A trade! Who might barter when invited to the chamber of a noble lord? Moreso one of such low status—if status it was, in the creature’s case—as a mere knight of the realm? A male knight alone would have been odd, and in truth, Palfrey might not have suffered such a request had Saul been a unicorn... but he wasn’t. He was tall and broad-shouldered, with rough features and rougher manners, and not a pony at all. Unequine, foreign as foreign could be, and intriguing for it. Curiosity had him, truth be told.

“Very well, good lord.” Palfrey smiled. Lapis’ and Topaz’s faces were alight with bewilderment. “I will commence.”

“Please do,” he said.

They gave him a small ribbon, needle, and thread so that he might join them as they talked. ‘Can you sew?’ they asked him, ‘Some,’ he replied, ‘though I haven’t my grandmother’s skill, I picked up a thing or two under her care.’ The sun was low above the walls when he first pierced the ribbon, and soon their chatter carried them through the morning and a good number of stitches.

“You mentioned your grandmother,” Palfrey asked once most mundane topics had been exhausted. “She knew how to embroider?”

“She did,” the Lord of Brine spoke with a distant look in his eyes. “Truly this is a strange land—or stranger still is mine—where everything seems to be reversed.

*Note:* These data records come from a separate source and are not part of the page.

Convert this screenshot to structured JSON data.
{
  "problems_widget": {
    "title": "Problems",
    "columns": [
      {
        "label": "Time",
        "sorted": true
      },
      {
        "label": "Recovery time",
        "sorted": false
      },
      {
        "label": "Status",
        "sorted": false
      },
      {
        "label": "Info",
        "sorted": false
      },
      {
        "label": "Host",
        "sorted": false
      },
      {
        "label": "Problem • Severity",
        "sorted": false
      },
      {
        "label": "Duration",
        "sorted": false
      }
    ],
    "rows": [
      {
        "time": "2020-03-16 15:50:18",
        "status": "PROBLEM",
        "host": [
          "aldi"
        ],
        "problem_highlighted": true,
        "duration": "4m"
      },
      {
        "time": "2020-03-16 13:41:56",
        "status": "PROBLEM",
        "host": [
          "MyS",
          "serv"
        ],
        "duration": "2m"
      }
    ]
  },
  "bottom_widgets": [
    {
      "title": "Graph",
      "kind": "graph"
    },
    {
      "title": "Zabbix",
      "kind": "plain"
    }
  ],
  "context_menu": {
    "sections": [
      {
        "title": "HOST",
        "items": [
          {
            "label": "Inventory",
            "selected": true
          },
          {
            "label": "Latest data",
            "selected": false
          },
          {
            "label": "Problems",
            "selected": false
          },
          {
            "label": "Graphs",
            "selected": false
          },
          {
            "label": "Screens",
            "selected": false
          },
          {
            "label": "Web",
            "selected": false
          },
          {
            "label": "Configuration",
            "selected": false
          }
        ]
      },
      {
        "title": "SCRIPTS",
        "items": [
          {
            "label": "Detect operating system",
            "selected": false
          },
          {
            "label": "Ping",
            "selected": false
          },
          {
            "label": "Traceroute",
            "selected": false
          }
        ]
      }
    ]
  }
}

My grandmother may have been more akin to your grandfathers if anything. She was a kind woman, always willing to listen though she spoke little, forever bent over a stove or basket of laundry. The smell of her kitchen at noon will remain with me until the day I die.

“Ten years she cared for me and my brother, though we weren’t easy to bear. Those were good years, even if my memory has sweetened them some. Easy? Not quite. But the house was warm and the three of us smiled more often than not. It was a simpler time of my life. Moreso compared to, well...”

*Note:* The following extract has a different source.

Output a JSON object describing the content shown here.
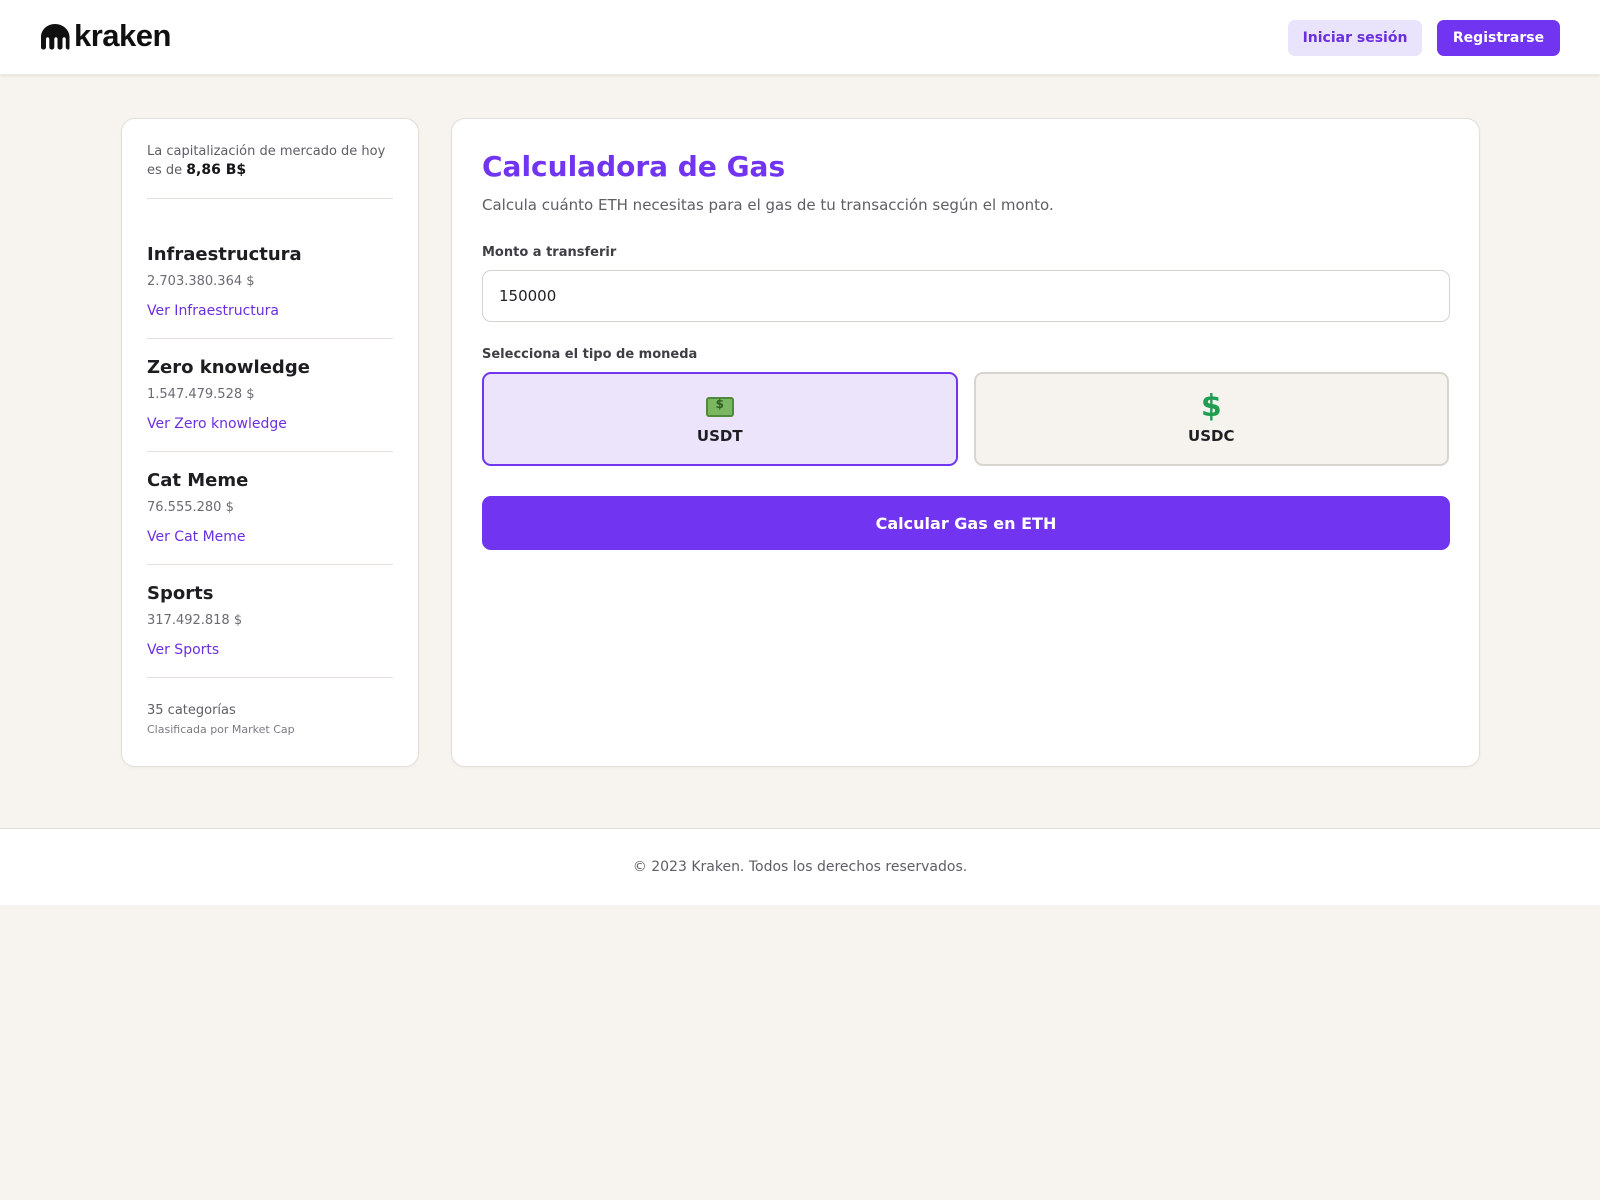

He grinned and waved his claw with a light flourish. It took them all a moment to realize that, truly, to him their world must be odd.

“How strange indeed!” Topaz murmured over a particularly difficult turn of the needle. “My grandmother knew little else but how best to cleave stuff atwain, and she was mighty proficient at the task! Have I told you all how she once got frustrated over a rather tough nut to crack? Well, she had a slave fetch her warhammer, but the slave couldn’t find it! She brought grandmother her axe instead, and by the time she was done we were in need of a new table... and a new slave!”

“Indeed, Topaz,” Lapis giggled, “but you’ve told us that story aplenty!”

“Well, it’s a good story!”

“Narrated with ill-intent!” Palfrey rolled his eyes and apologized to the Lord of Brine, whose face—oddly stoic and stiff—had shifted some at the tale. “The slave was sold off, good lord. Nothing more. Topaz revels in fright and scandal!”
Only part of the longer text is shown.